At 36, Solange Fugger is Italy's youngest primary care physician. She's been running a Roman emergency room for two weeks, but prefers not to share details about where she works so as not to find followers on the ward. With her TikTok account ("Minerva Salute"), boasting over 330,000 followers and 6 million likes, she's also a social media star.
The studiesFrom payroll worker to medical director, Fugger specialized at La Sapienza University of Rome in 2019 with a thesis in emergency medicine. Inspired by the large statue of Minerva that dominates the façade of the Roman university, in 2024 she decided to launch her own social media profile, @minervasalute, which has over 300,000 followers on TikTok.
Popular science videosSubsequently, he decided to publish short scientific videos, in which he presents anonymous clinical cases.
This young woman has become so popular online, a TikTok phenomenon. She conveys her love and passion for her craft.
She explains symptoms and diagnoses very clearly, a useful tool for the many students who follow her.
Hers is a tale of a complicated profession, from emergency interventions to "Doctor House"-style diagnoses. She decided to open a TikTok profile specifically to describe to young doctors her days in the emergency room and a specialization that is daunting for those new to the profession.
Indeed, it has become increasingly difficult to find doctors willing to choose this field. For years, emergency medicine specialists have been raising alarms about the exhausting shifts that impact the quality of care, the ever-shrinking staff, the use of contracts that require constant turnover, and even the use of cooperatives that provide professionals unsuited to their specialties to emergency departments. Today, there is a shortage of no fewer than 3,500 medical directors in this area.

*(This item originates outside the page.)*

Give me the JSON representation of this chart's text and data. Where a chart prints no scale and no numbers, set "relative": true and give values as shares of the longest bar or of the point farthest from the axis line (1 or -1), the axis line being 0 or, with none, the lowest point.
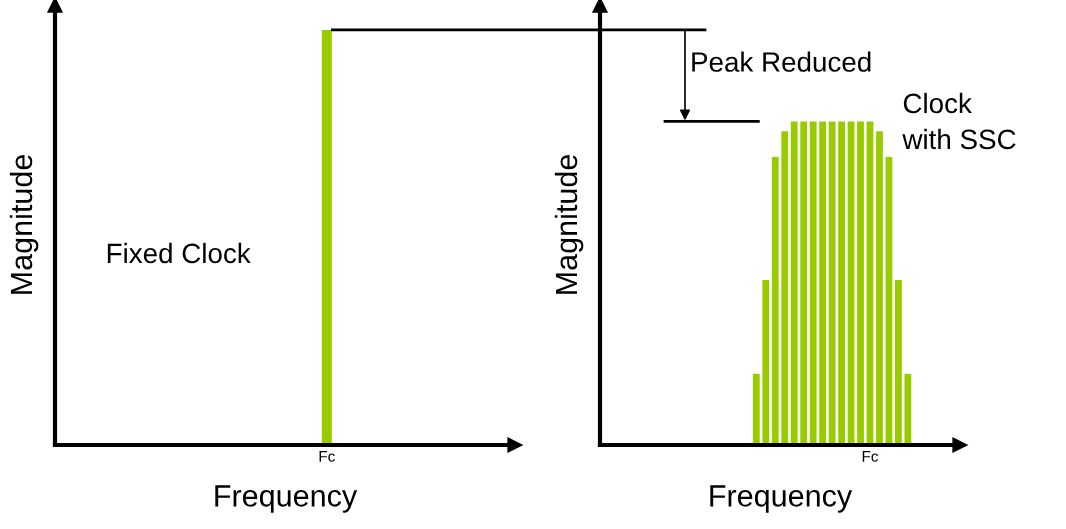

The crisis in emergency medicine"A system that," Fugger comments in an interview with Elvira Naselli, "has patched itself up and is therefore functioning with great difficulty. "There are differences from local health authority to local health authority," she explains. "In some emergency rooms, for example, there's one doctor for red codes and one for others. But this means that the former may see two or three patients per shift, even if they are highly complex, and the latter 40. This, combined with the demanding shifts—some people have to work three weekends out of four—makes public positions unattractive. I don't have any magic formulas, but an emergency room needs leadership that makes the burden less stressful. The director needs to be there, know the patients, and act as a mentor to the younger ones, but nowadays no one transmits anything anymore. And then you need extra compensation for Saturday nights and Sundays." And, of course, also an attitude: I could never have done anything else in life, but an emergency doctor must have mental and operational calm in critical situations, speak softly and act calmly. If chaos sets in, you lose the critical patient."
So, according to Fugger, the emergency room isn't for everyone. It's not easy to handle the pressure.